• 25 de Diciembre del 2025

Entre la chakana y el semáforo: lealtad a lo antiguo, derecho a lo urbano

Foto: Especial

Aprendí que Bolivia es un país que respira en capas. Bajo el asfalto late la tierra, la Pachamama sagrada. Bajo el ruido del tráfico está el murmullo de los cerros, antiguos Achachilas que protegen a las comunidades, controlan el agua y el clima, y son lugares de memoria y rituales, donde se realizan ofrendas para mantener el equilibrio y se cree que los espíritus de los difuntos transitan por ellos hacia el Janajpacha, el cielo. Bajo el grafiti, está una memoria que no pide permiso para existir.

Ser leales a las raíces antiguas y, al mismo tiempo, incorporar con todos los derechos las expresiones urbanas y modernas de las culturas nacionales no es una contradicción: es, quizá, la única forma honesta de habitar este territorio plural llamado Bolivia.

La raíz, en Bolivia, no es un objeto de museo, es una práctica viva: la palabra guaraní, quechua o aimara que se infiltran en el español cotidiano; las fiestas que resisten al calendario oficial; los tejidos que no solo abrigan, sino que narran lo que el tiempo no logró silenciar.

La lealtad a lo antiguo no consiste en congelarlo, sino en reconocer su capacidad de transformarse sin perder sentido.
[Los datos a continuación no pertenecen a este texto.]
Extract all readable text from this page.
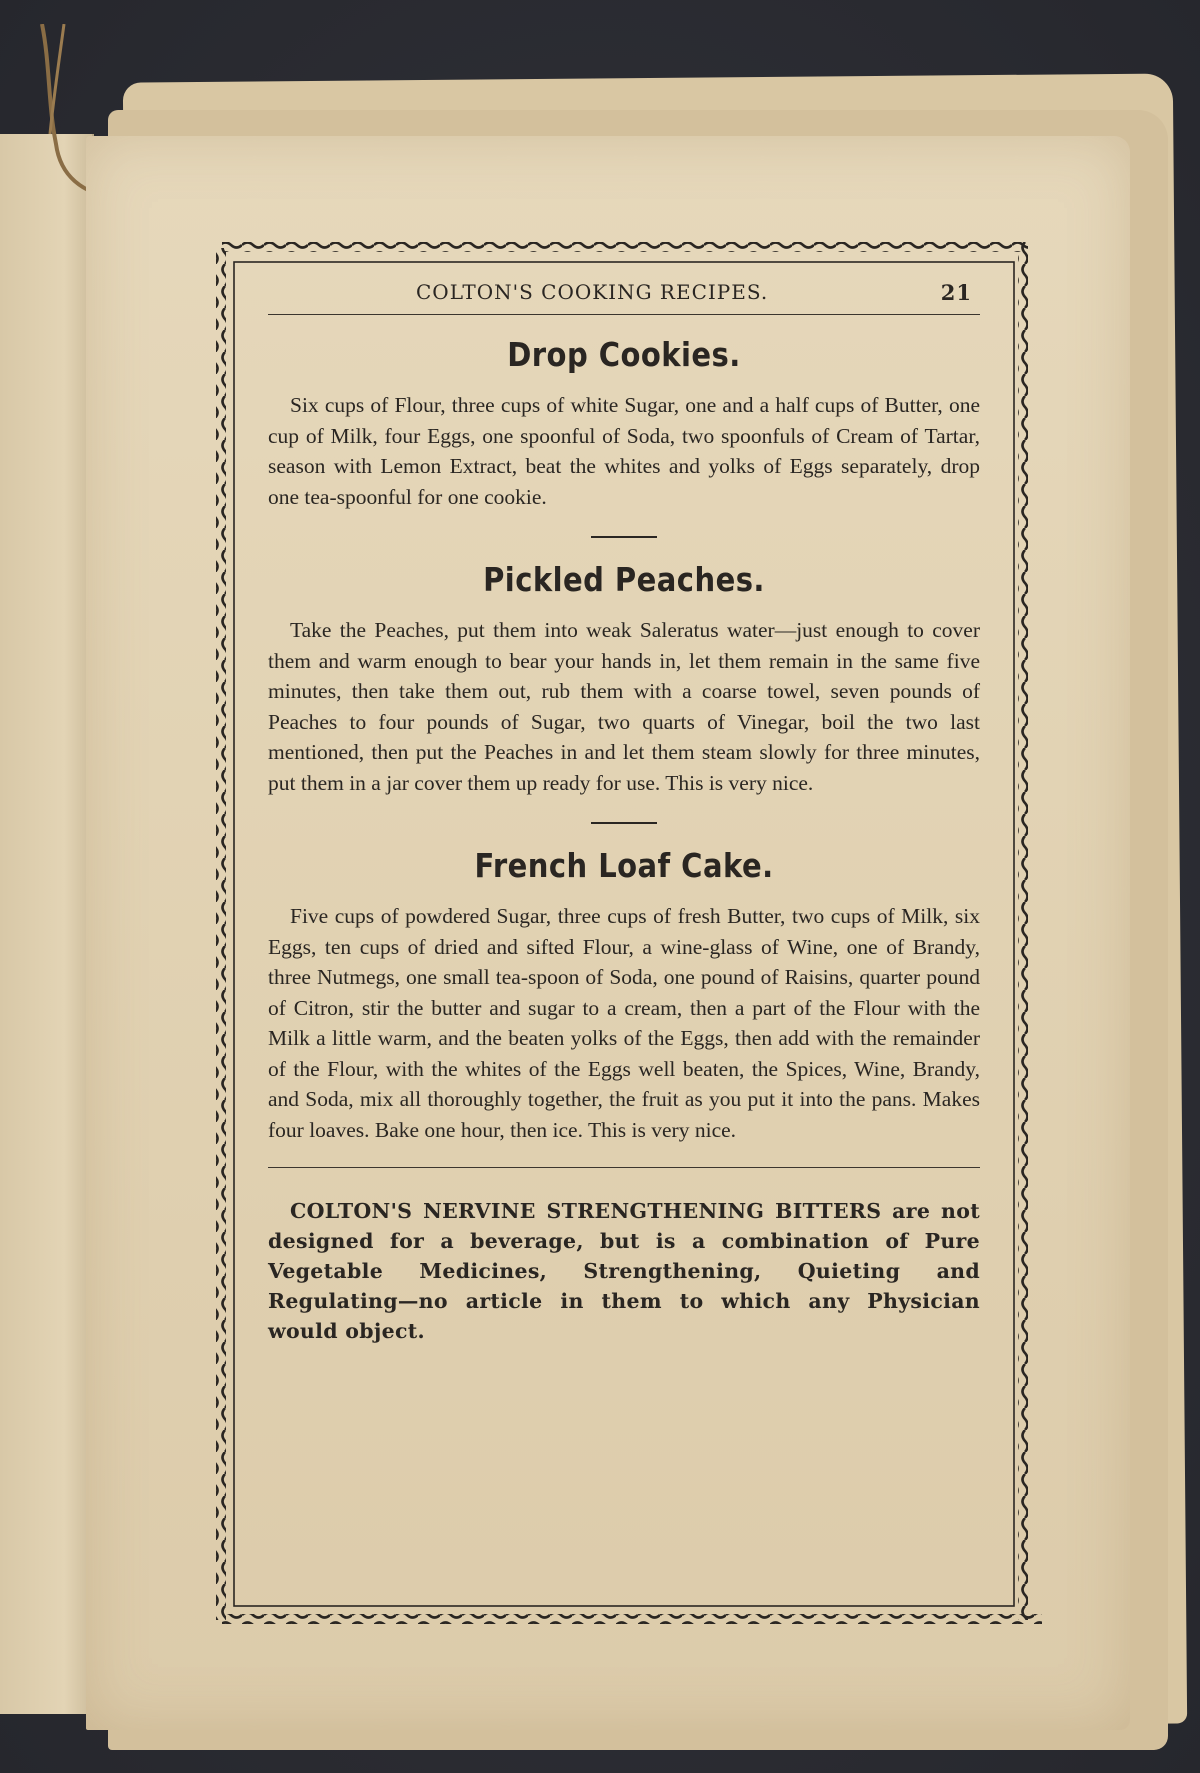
COLTON'S COOKING RECIPES.	21
Drop Cookies.

Six cups of Flour, three cups of white Sugar, one and a half cups of Butter, one cup of Milk, four Eggs, one spoonful of Soda, two spoonfuls of Cream of Tartar, season with Lemon Extract, beat the whites and yolks of Eggs separately, drop one tea-spoonful for one cookie.

Pickled Peaches.

Take the Peaches, put them into weak Saleratus water—just enough to cover them and warm enough to bear your hands in, let them remain in the same five minutes, then take them out, rub them with a coarse towel, seven pounds of Peaches to four pounds of Sugar, two quarts of Vinegar, boil the two last mentioned, then put the Peaches in and let them steam slowly for three minutes, put them in a jar cover them up ready for use. This is very nice.

French Loaf Cake.

Five cups of powdered Sugar, three cups of fresh Butter, two cups of Milk, six Eggs, ten cups of dried and sifted Flour, a wine-glass of Wine, one of Brandy, three Nutmegs, one small tea-spoon of Soda, one pound of Raisins, quarter pound of Citron, stir the butter and sugar to a cream, then a part of the Flour with the Milk a little warm, and the beaten yolks of the Eggs, then add with the remainder of the Flour, with the whites of the Eggs well beaten, the Spices, Wine, Brandy, and Soda, mix all thoroughly together, the fruit as you put it into the pans. Makes four loaves. Bake one hour, then ice. This is very nice.

COLTON'S NERVINE STRENGTHENING BITTERS are not designed for a beverage, but is a combination of Pure Vegetable Medicines, Strengthening, Quieting and Regulating—no article in them to which any Physician would object.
Las culturas originarias han sobrevivido precisamente porque supieron adaptarse, negociar, resistir en la cotidianeidad sin volverse fósiles.

Pero las ciudades también hablan. ¡Y hablan fuerte! En El Alto, en La Paz, en Santa Cruz, en Cochabamba, emergen lenguajes nuevos que no reniegan de lo ancestral, aunque a veces no lo nombren, siempre lo incluyen. Porque saben que el valor de la palabra reside en su poder para construir, reflejar integridad personal y credibilidad, y comunicar ideas, emociones y verdades que solo son representadas en el idioma de la memoria.

El hip hop en aimara, el muralismo que reescribe la iconografía indígena con aerosoles, la moda chola reinventada en pasarelas urbanas, el cine joven que mezcla mitología andina con distopías contemporáneas: todo eso no es desviación, sino expansión. Negarles legitimidad sería repetir una forma de colonialismo cultural, ejercido desde adentro.

La pregunta no es si lo urbano amenaza a lo ancestral, sino quién decide qué es auténtico y bajo qué criterios. Durante mucho tiempo, la autenticidad fue definida desde una mirada folclorizante: lo indígena debía ser puro, rural, inmóvil; lo moderno, en cambio, podía mutar, contaminarse, dialogar con el mundo. Ese doble estándar empobrece la cultura nacional que, tiene derecho a ser compleja, híbrida y contradictoria. Tiene derecho a equivocarse y a inventarse.

Incorporar con todos los derechos las expresiones urbanas y modernas, implica reconocerlas como productoras de sentido, no como apéndices juveniles o modas pasajeras. Implica que el Estado, las instituciones culturales, la academia y los circuitos de legitimación artística dejen de mirar con sospecha aquello que no cabe en las vitrinas de lo tradicional. Implica aceptar que la identidad no es una herencia intacta, sino una conversación permanente entre tiempos y circunstancias, incluidas las circunstancias globales.

Bolivia no necesita elegir entre la chakana y el semáforo. Puede caminar con ambos. La lealtad verdadera no es obediencia ciega al pasado, sino responsabilidad con su potencia simbólica. Sin embargo, este cruce no es siempre un diálogo pacífico; es también una zona de fricción donde el asfalto a menudo asfixia lo sagrado por el imperativo económico. La hibridez, más que una elección estética, es a veces el último refugio de una raíz que lucha por no ser borrada por la gentrificación y el ruido. Ser fieles a las raíces antiguas es permitirles respirar en el presente; y abrazar lo urbano es reconocer que también allí —entre cables, bocinas y pantallas— se están gestando nuevas formas de la cultura boliviana.

Quizá el desafío no sea conservar ni modernizar, sino aprender a escuchar. Escuchar cómo el pasado habla en presente y cómo el presente, a su modo, sigue preguntando por el origen. En ese cruce —inestable, fértil, incómodo— se juega la posibilidad de una cultura nacional que no se avergüenza de lo que fue ni teme a lo que está siendo.